Media hora después, las cenizas de la hoguera desaparecieron dentro de una bolsa de residuos. Los pisos estaban impecables nuevamente y la vajilla que logró sobrevivir al caos, lavada y debidamente seca. Mabel, tía Marvina, Hank, Maggie y Elsie se sentaron a la mesa de la cocina, a disfrutar de la tarta de manzanas y del helado.

– Recuerdo la primera cena que ofrecí cuando era recién casada -evocó Mabel Toone-. Hacía sólo tres semanas que me había casado y tenía catorce invitados para la Nochebuena.

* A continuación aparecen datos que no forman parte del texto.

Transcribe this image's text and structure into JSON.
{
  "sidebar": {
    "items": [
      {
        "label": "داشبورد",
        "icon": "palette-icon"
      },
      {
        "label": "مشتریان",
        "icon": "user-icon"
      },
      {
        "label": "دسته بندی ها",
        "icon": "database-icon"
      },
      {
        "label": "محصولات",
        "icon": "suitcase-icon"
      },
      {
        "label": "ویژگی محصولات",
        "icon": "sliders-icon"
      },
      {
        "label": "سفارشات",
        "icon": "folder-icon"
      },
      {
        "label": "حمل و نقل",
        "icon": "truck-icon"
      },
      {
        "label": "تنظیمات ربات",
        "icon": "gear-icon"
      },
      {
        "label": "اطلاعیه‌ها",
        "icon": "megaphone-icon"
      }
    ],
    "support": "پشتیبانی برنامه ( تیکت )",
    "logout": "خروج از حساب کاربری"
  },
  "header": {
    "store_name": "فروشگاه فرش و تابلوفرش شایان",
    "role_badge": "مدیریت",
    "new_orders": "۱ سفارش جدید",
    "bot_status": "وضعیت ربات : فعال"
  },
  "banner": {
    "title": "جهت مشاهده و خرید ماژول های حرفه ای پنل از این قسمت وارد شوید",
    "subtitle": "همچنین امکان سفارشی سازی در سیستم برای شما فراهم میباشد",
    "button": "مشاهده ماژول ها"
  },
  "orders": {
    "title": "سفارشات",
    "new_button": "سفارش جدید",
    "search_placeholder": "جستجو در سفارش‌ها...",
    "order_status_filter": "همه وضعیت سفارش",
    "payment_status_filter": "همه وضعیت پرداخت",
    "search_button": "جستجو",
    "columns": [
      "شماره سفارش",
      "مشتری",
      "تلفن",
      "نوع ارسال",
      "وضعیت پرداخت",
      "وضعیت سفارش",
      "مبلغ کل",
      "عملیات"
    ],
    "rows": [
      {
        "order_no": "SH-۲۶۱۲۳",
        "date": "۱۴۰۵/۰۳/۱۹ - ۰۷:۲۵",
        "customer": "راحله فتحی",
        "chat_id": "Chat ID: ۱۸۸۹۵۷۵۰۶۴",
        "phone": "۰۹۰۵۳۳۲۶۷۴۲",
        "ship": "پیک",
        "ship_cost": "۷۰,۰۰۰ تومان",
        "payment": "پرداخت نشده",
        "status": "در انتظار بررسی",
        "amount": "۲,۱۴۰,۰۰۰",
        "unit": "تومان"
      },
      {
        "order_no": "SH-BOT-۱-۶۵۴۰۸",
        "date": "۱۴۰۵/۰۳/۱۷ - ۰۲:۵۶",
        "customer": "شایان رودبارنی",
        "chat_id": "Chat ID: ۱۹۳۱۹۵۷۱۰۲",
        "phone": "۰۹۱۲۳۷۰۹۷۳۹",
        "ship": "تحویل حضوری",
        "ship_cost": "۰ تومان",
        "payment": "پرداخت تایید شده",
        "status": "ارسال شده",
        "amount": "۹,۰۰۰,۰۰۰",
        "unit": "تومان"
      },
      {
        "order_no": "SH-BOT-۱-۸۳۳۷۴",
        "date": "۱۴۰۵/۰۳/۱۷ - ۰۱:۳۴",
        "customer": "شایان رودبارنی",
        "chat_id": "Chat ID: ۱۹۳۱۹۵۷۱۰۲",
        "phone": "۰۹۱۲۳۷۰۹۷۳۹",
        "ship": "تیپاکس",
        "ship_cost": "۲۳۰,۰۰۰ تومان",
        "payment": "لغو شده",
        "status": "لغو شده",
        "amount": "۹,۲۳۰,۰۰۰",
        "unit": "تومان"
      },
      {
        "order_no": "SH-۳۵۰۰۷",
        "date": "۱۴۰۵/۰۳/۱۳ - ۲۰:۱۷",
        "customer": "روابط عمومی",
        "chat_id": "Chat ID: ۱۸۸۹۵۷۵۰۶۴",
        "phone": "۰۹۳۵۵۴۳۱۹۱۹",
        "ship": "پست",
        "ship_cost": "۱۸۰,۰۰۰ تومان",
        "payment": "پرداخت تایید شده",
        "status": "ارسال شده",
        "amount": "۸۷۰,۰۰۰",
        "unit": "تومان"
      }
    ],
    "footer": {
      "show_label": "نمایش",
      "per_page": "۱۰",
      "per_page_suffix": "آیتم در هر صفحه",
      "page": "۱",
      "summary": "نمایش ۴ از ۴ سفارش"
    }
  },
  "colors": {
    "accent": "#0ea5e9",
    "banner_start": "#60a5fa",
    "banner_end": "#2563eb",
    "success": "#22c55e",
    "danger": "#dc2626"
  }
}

– Lo recuerdo como si fuera ayer -dijo tía Marvina-. Yo me había puesto ese vestido de terciopelo verde, con mostacillas de brillantes bordadas en el escote. Todo había salido perfecto, salvo por tía abuela Sophie, que había bebido más de la cuenta y se cayó encima del pastel de ananás. Se le había resbalado el codo de la mesa -explicó Marvina- y se cayó de cabeza sobre la crema chantillí. Fue un verdadero desastre.

– No fue nuestra intención inmiscuirnos en la cena -se excusó Mabel con Maggie-. Simplemente, estábamos muy preocupadas por ti y quisimos venir a ver cómo iban las cosas.

– Mamá, tengo veintisiete años y puedo cuidarme sola.

– Es que te fuiste tan apurada… Además, la única explicación que nos diste fue que te vendrías a vivir a Vermont, con este hombre. Ni siquiera teníamos la certeza de que te hubieras casado. Aquí hay gato encerrado. ¿Estás…?

Maggie se llevó el dedo a la ceja, que no dejaba de moverse.

– No, no estoy embarazada.

Mabel Toone miró a Hank.

– ¿Él te ha forzado a hacer esto? ¿Se trata de un secuestro? Me parece muy pillo.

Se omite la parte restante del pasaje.